Muhdesat Aidiyetinin Tespiti Davası

Muhdesat, gayrimenkul hukukunda bir taşınmaz üzerinde bulunan bina, tesis gibi yapılar ile ağaç, bağ ve benzeri dikili bitkileri ifade eder. Kural olarak muhdesat, üzerinde bulunduğu arazinin bütünleyici parçası sayılır ve taşınmazın maliki aynı zamanda muhdesatın da maliki olur. Bununla birlikte, taşınmaz üzerinde malikinden farklı kişilere ait muhdesatın bulunması da mümkündür. Muhdesatın üzerinde bulunduğu arazinin malikine ait olmayıp kendine ait olduğunu iddia eden kişi mahkemeden bunun tespitini isteyebilir işte buna muhdesat aidiyetinin tespiti denir. Kaçak yapılar ise teknik olarak muhdesat kapsamında değerlendirilse de, ruhsatsız ve mevzuata aykırı inşa edildiklerinden hukuki korumaları sınırlıdır ve tescil edilmeleri mümkün değildir. Özellikle ruhsatsız yapılar için idari ya da yargısal yıkım kararları verilebilir.

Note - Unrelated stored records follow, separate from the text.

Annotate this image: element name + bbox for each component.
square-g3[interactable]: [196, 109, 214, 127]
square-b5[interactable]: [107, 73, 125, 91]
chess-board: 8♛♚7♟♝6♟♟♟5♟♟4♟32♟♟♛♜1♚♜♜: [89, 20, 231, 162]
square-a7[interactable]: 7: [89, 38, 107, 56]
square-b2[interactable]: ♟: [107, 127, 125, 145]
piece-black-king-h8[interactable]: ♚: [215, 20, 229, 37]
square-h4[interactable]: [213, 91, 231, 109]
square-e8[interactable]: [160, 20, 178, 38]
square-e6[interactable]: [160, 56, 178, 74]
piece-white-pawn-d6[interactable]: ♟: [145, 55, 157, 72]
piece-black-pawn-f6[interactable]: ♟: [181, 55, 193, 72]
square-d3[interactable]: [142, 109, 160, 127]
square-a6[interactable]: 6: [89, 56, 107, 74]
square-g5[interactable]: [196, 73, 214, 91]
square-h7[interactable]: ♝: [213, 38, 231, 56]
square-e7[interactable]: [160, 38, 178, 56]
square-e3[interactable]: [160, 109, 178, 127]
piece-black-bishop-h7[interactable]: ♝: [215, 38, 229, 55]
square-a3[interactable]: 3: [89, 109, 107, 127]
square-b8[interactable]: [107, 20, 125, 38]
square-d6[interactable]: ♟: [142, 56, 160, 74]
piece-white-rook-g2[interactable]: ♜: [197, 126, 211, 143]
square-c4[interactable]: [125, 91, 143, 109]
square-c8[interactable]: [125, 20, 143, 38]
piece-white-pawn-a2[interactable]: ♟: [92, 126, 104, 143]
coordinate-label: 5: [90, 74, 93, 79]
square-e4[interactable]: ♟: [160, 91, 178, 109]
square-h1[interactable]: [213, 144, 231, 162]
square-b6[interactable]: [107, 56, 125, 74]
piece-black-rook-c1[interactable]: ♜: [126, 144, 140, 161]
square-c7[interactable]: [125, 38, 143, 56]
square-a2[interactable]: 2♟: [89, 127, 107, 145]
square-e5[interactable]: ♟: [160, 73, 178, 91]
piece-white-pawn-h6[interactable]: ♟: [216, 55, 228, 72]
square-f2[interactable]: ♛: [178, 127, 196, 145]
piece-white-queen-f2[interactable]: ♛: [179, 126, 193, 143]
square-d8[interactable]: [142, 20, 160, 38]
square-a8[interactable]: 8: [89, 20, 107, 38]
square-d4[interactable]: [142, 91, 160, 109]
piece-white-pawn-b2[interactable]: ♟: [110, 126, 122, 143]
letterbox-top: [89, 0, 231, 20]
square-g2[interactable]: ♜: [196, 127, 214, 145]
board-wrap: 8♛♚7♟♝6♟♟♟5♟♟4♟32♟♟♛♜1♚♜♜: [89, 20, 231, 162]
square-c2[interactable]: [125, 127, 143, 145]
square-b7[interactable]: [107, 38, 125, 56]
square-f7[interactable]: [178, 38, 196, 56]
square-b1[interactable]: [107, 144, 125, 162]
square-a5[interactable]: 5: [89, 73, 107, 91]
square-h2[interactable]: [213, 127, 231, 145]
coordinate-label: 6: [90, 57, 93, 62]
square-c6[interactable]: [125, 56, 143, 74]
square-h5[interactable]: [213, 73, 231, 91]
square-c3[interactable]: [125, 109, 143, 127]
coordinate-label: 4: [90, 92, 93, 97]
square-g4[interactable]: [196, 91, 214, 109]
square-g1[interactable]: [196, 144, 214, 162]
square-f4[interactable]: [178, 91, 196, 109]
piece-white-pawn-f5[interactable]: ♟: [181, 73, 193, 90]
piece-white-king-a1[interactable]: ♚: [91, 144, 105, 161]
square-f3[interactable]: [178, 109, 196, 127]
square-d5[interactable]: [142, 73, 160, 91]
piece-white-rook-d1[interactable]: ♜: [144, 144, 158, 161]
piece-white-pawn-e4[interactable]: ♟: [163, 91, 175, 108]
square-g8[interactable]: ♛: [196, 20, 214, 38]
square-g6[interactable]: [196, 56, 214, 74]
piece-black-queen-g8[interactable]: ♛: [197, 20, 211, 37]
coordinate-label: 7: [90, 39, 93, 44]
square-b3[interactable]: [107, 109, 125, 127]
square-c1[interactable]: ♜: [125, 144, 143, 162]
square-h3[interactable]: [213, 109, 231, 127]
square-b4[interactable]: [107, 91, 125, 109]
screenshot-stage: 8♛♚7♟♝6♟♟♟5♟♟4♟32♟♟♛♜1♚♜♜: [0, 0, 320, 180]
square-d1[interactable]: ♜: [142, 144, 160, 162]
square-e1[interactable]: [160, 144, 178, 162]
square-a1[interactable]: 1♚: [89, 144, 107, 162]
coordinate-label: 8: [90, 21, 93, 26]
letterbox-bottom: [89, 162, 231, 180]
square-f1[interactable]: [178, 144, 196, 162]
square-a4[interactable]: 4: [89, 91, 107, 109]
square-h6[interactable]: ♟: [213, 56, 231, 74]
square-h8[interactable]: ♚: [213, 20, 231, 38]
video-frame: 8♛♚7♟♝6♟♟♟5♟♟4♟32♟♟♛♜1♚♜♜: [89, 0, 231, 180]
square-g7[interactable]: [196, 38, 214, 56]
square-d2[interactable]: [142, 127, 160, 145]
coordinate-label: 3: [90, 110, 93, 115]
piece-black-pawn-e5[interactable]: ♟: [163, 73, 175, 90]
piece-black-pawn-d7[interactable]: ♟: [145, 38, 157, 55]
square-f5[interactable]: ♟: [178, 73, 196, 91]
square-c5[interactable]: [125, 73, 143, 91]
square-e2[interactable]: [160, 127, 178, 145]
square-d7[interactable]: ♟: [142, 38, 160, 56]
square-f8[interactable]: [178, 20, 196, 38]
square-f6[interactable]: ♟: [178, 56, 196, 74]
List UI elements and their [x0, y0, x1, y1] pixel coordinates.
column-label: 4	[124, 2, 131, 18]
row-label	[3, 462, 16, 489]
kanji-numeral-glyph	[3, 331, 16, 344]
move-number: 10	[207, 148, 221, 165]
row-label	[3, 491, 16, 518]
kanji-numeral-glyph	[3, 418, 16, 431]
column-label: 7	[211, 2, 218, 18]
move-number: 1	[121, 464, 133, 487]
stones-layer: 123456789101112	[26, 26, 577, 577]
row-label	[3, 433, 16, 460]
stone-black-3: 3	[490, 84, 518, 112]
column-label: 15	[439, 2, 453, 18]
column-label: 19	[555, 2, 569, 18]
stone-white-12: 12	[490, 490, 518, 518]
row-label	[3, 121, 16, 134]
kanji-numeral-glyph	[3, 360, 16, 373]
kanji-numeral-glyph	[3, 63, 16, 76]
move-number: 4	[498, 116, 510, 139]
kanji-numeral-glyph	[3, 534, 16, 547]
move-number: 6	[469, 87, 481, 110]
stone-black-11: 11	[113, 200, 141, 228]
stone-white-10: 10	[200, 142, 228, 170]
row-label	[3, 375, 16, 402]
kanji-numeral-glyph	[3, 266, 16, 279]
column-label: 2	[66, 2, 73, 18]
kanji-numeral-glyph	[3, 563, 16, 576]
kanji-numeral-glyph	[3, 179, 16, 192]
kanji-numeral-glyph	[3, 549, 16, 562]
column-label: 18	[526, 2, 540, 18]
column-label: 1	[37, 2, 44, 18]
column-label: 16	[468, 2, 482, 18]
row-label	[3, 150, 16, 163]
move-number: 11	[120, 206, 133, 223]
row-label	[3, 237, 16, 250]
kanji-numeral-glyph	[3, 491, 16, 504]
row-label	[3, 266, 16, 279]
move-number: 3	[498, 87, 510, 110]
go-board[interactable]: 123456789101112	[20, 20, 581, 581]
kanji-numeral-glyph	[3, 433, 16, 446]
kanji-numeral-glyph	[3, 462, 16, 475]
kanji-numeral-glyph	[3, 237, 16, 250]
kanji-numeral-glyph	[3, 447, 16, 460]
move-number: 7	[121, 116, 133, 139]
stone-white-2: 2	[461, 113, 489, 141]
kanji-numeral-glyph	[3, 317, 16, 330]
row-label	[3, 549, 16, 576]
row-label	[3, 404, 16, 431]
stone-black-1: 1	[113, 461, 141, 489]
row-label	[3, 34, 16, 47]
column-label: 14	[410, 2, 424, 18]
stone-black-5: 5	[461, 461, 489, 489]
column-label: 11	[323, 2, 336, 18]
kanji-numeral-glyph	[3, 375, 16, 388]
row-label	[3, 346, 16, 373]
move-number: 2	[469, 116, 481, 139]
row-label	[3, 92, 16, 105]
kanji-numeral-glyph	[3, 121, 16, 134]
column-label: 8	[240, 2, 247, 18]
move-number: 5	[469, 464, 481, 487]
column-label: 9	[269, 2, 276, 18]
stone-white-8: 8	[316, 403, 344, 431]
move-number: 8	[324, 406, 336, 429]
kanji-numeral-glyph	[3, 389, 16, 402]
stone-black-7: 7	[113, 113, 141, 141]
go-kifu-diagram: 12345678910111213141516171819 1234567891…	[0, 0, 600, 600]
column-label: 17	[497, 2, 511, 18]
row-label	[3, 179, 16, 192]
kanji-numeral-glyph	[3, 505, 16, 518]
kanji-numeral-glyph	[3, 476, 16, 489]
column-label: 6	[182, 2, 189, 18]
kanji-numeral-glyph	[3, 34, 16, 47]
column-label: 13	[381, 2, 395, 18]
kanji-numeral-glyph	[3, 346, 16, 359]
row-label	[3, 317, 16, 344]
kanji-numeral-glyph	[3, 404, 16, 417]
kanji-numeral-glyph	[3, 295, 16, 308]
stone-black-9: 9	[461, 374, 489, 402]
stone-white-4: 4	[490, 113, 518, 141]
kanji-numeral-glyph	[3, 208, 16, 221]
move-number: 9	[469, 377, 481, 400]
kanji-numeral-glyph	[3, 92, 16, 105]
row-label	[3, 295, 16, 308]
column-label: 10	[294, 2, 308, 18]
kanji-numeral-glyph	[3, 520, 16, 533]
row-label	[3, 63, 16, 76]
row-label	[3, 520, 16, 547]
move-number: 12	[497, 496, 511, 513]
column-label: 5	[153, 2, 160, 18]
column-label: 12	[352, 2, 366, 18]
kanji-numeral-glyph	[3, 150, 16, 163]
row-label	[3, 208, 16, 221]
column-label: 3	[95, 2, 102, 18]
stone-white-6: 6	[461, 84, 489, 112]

Muhdesatın aidiyetinin tespiti davası, kişinin muhdesatı kendisinin meydana getirdiğinin veya ona ait olduğunun mahkeme kararıyla belirlenmesini sağlamaya yönelik bir tespit davasıdır. Tespit davalarının, genellikle eda davalarının öncüsü olduğu kabul edilir. Bu bağlamda, eda davası açma imkânının bulunduğu durumlarda, ayrıca bir tespit davası açılmasında hukuki yararın bulunmadığı varsayılır. Hukuki yararın varlığı, Türk hukukunda bir dava şartıdır (HMK m. 114/1-h). Bu şartın yokluğu, davanın esastan incelenmesine geçilmeden, usul hukuku açısından bir engel teşkil eder. Hukuki yararın eksikliği, yargılamanın her aşamasında taraflarca ileri sürülebilir. Hâkim, bu şartın varlığını re’sen (kendiliğinden) araştırmak ve gözetmek zorundadır. Hâkim, yargılama sonucunda hukuki yararın bulunmadığı kanaatine varırsa, davanın dava şartı yokluğu gerekçesiyle usulden reddine karar vermekle yükümlüdür. Özellikle taşınmaz üzerindeki muhdesatın (yapı, ağaç vb.) aidiyetinin tespiti davaları açısından hukuki yarar şartı önem taşır. Bu tür bir tespit davası açılabilmesi için, muhdesatla ilgili somut ve güncel bir hukuki menfaatin bulunması gerekir. Buna göre; taşınmaz üzerinde derdest (devam eden) bir ortaklığın giderilmesi davasının (izale-i şüyu) bulunmaması, taşınmaza ilişkin bir kentsel dönüşüm uygulamasının mevcut olmaması, taşınmaz hakkında bir kamulaştırma işleminin söz konusu olmaması halleri dışındaki genel tespit talepleri, daha kapsamlı bir eda davası açma imkânı varken hukuki yarar şartını sağlamayabilir. Yani Yargıtay’a göre, sadece ortaklığın giderilmesi davası, kentsel dönüşüm uygulaması, kamulaştırma işlemi veya Kamulaştırma Kanunu m.19’un uygulanma imkanı gibi istisnai durumlarda muhdesatın tespiti davası açılabilir. Bu şartlardan hiçbiri yoksa, davanız usulden reddedilecektir. Muhdesatın aidiyetine ilişkin açılan davada, mahkeme tarafından verilen tespit kararı, taşınmazın aynına yönelik bir tescil hükmü içermediğinden, karar kesinleşmeden de icraya konu edilebilir. Bunun nedeni, söz konusu kararların infazında kesinleşme şartının aranmayışıdır.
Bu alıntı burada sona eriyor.